Key Features:
-
SoTA understanding of images of various resolution & ratio: Qwen2-VL achieves state-of-the-art performance on visual understanding benchmarks, including MathVista, DocVQA, RealWorldQA, MTVQA, etc.
-
Understanding videos of 20min+: Qwen2-VL can understand videos over 20 minutes for high-quality video-based question answering, dialog, content creation, etc.
-
Agent that can operate your mobiles, robots, etc.: with the abilities of complex reasoning and decision making, Qwen2-VL can be integrated with devices like mobile phones, robots, etc., for automatic operation based on visual environment and text instructions.
-
Multilingual Support: to serve global users, besides English and Chinese, Qwen2-VL now supports the understanding of texts in different languages inside images, including most European languages, Japanese, Korean, Arabic, Vietnamese, etc.
Task Type | Description |
---|---|
Chat | A task to generate conversational style text output base on single or multi-modality input. |
To ensure smooth integration, please refer to the compatibility matrix below. It outlines the compatible versions of the model, instill-core
, and the python-sdk
.
Model Version | Instill-Core Version | Python-SDK Version |
---|---|---|
v0.1.0 | >v0.46.0-beta | >0.16.0 |
Note: Always ensure that you are using compatible versions to avoid unexpected issues.

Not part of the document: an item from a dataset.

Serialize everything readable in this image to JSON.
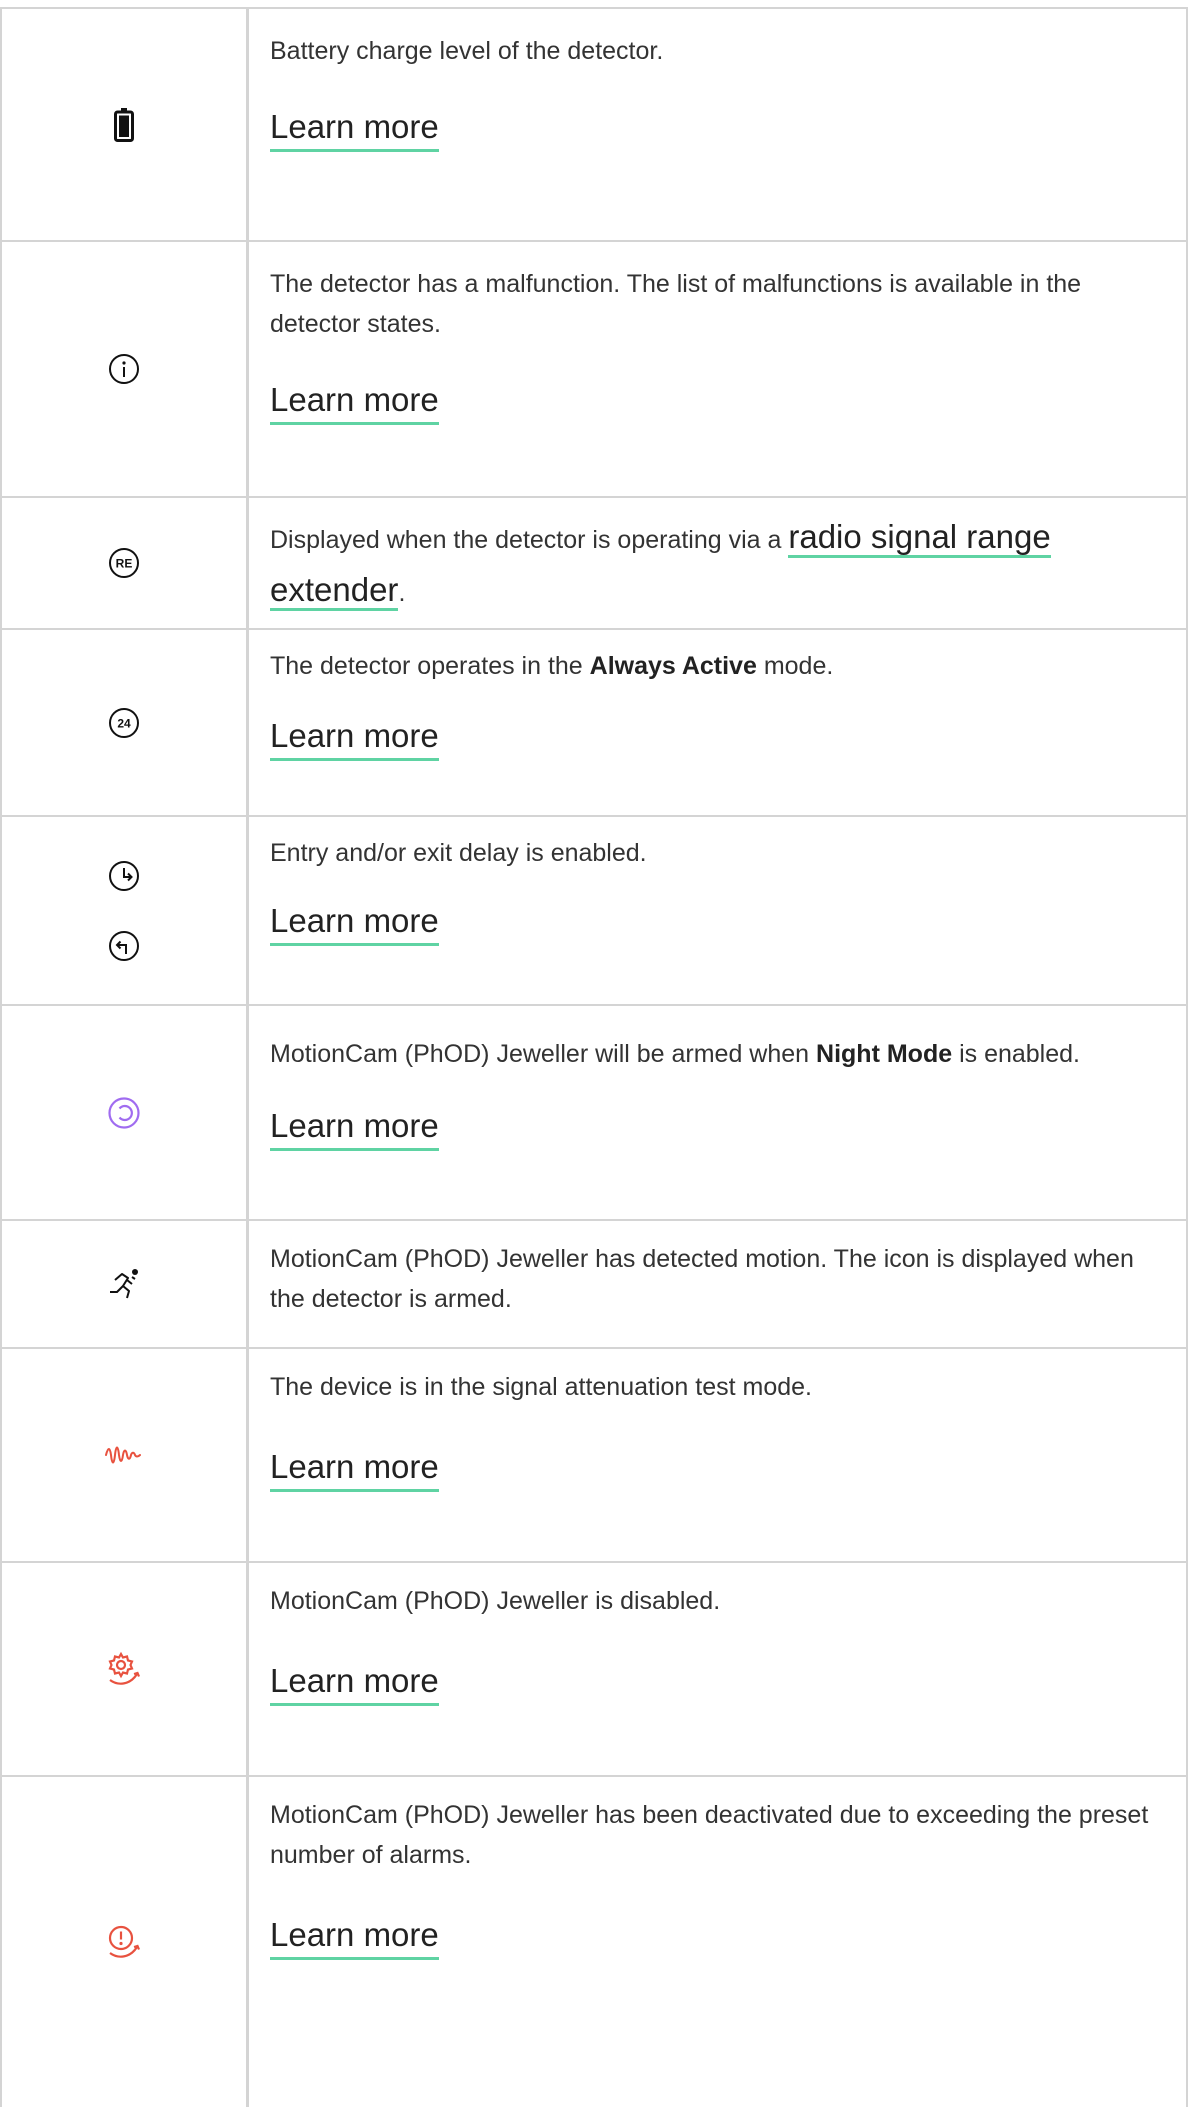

Follow this guide to get your custom model up and running! But before you do that, please read through the following sections to have all the necessary files ready.
Install the compatible python-sdk
version according to the compatibility matrix:
pip install instill-sdk=={version}
To download the fine-tuned model weights, please execute the following command:
git clone https://huggingface.co/Qwen/Qwen2-VL-72B-Instruct-AWQ
After you've built the model image, and before pushing the model onto any Instill Core instance, you can test if the model can be successfully run locally first, by running the following command:
instill run admin/qwen-2-vl-72b-instruct -g -i '{"prompt": "whats in the pic? describe in one sentence", "image-url": "https://artifacts.instill.tech/imgs/bear.jpg"}'
The input payload should strictly follow the the below format
{
"prompt": "..."
}
A successful response will return a similar output to that shown below.
2024-12-04 02:45:16,462.462 INFO [Instill] Starting model image...
2024-12-04 02:45:32,050.050 INFO [Instill] Deploying model...
2024-12-04 02:46:05,012.012 INFO [Instill] Running inference...
2024-12-03 02:46:12,479.479 INFO [Instill] Outputs:
[{'data': {'choices': [{'created': 1733251572,
'finish-reason': 'length',
'index': 0,
'message': {'content': ['A brown bear sitting on a '
'grassy field, with one paw '
'raised as if waving.'],
'role': 'assistant'}}]}}]
2024-12-04 02:46:16,235.235 INFO [Instill] Done
Here is the list of flags supported by instill run
command
- -t, --tag: tag for the model image, default to
latest
- -g, --gpu: to pass through GPU from host into container or not, depends on if
gpu
is enabled in the config. - -i, --input: input in json format
Happy Modeling! 💡